嘘はとびきりの愛か?
「あれ、社長だ」
美味しい店があると連れて行ってもらった黒瀬の会社近くのレストランで、声をかけられた。
(わ、美人……!)
目の際に黒子のある女王様のような印象を与える長身の美女がそこにはいた。
「ちょ、馬鹿。今デート中だろ。見なかったふりをだな」
「あらあら、もう話しかけてしまったんだから仕方ないわね」
別の長身の綺麗な男性がツッコミを入れると、その横にいた可愛らしい、狸顔の女性がふふふと笑った。
「…………お前たち」
はーーーーと黒瀬が額を手で覆いながらため息を吐いた。知り合いなのだろう。
「月歌さん、彼女はうちの会社の広告宣伝部長の蜂谷ミリア。隣が元副社長で今は納豆屋を経営してる倉骨清太とその奥さんの由紀さん。由紀さんとお前ら、彼女は日根野月歌さん。僕の……大事な人だ」
二人きりのときはさらっと甘いことを言ってくれる黒瀬も流石に照れたのか、言い淀んで目を逸らしている。
「こんにちは、徹さんとお付き合いをしている日根野です」
最近互いに下の名前で呼び合うようになったので、まだ徹さんと言い慣れておらず、どこかぎこちなさを感じながら月歌は立ち上がって頭を下げた。
「きゃーーーー! やっとね嬉しいわ!!!」
(わ、わ、わ!)
いきなりミリアにぎゅっと抱き着かれて月歌は目を白黒させた。
やっと会えたと喜んでくれているのだろう。
つまり、黒瀬から月歌の話を彼女はよく聞いていたのかもしれない。
「やめろ、ミリア」
黒瀬がミリアを諌めると、ぷくぅと頬を膨らませた。
その仕草は美貌に比べると随分と幼い。
(あれ? 徹さん、彼女のことは呼び捨てなんだ)
まさか、元カノとかだったりしないだろうか?
雑に扱ってる感じもなんだか引っかかる。
「うふふ、ごめんなさい。
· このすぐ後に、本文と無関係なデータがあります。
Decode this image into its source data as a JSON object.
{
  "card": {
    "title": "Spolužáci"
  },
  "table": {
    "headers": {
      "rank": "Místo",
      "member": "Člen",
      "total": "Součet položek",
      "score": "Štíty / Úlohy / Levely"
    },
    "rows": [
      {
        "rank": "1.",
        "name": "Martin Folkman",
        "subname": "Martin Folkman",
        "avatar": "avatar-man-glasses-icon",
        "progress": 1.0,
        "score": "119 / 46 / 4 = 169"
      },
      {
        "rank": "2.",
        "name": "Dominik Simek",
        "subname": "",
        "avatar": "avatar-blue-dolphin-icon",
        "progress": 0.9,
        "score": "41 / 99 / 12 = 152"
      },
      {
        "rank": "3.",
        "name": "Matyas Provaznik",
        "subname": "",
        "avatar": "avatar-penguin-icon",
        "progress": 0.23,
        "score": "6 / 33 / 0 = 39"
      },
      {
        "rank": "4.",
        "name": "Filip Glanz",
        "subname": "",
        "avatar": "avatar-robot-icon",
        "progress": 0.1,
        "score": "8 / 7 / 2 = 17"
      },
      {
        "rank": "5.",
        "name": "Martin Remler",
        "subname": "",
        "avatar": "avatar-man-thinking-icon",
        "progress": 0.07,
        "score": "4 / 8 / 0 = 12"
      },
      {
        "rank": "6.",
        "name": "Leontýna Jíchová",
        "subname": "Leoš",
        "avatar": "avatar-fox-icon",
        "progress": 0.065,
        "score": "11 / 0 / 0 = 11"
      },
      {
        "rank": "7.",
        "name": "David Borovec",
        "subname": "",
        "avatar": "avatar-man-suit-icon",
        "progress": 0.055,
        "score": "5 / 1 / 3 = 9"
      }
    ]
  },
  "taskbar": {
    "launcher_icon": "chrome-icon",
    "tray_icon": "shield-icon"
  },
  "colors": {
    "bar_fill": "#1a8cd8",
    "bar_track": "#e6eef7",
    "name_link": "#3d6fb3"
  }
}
だって嬉しくて。彼氏と別れたばっかで落ち込んで、由紀さんに愚痴ろうとしてたところに来たテンション上がる存在なんだもの!!! これから仲良くしてね、月りん!」
月りん!??!?
突然、渾名で呼ばれ、最早距離の詰め方が凄い。
「あ、よ、よろしくです」
「ミリア、日根野さんが引いてるだろ、ちょっと落ち着けバカ」
既婚者の清太もまたミリアと呼び捨てにして雑に扱っているので最早、彼女はそういうキャラなのだろうか。
「そうだぞ、いきなり抱きつくやつがあるか」
黒瀬までもミリアにダメ出しをしはじめた。
(なんか、いや……)
もやもやする。これは嫉妬だろうか。疎外感だろうか。
「ふふ、ミリアさんは私から見たら大人っぽい美人ですけど、同郷の彼等にとってはいつまでも可愛い妹みたいなんですよね」
由紀の言葉はまるで、月歌の心を見透かしているかのようだった。
「同郷……なんですか」
ベンチャー企業なんだから仲間内で始めたのだろう。そう思えば確かに同郷なのもおかしくはない。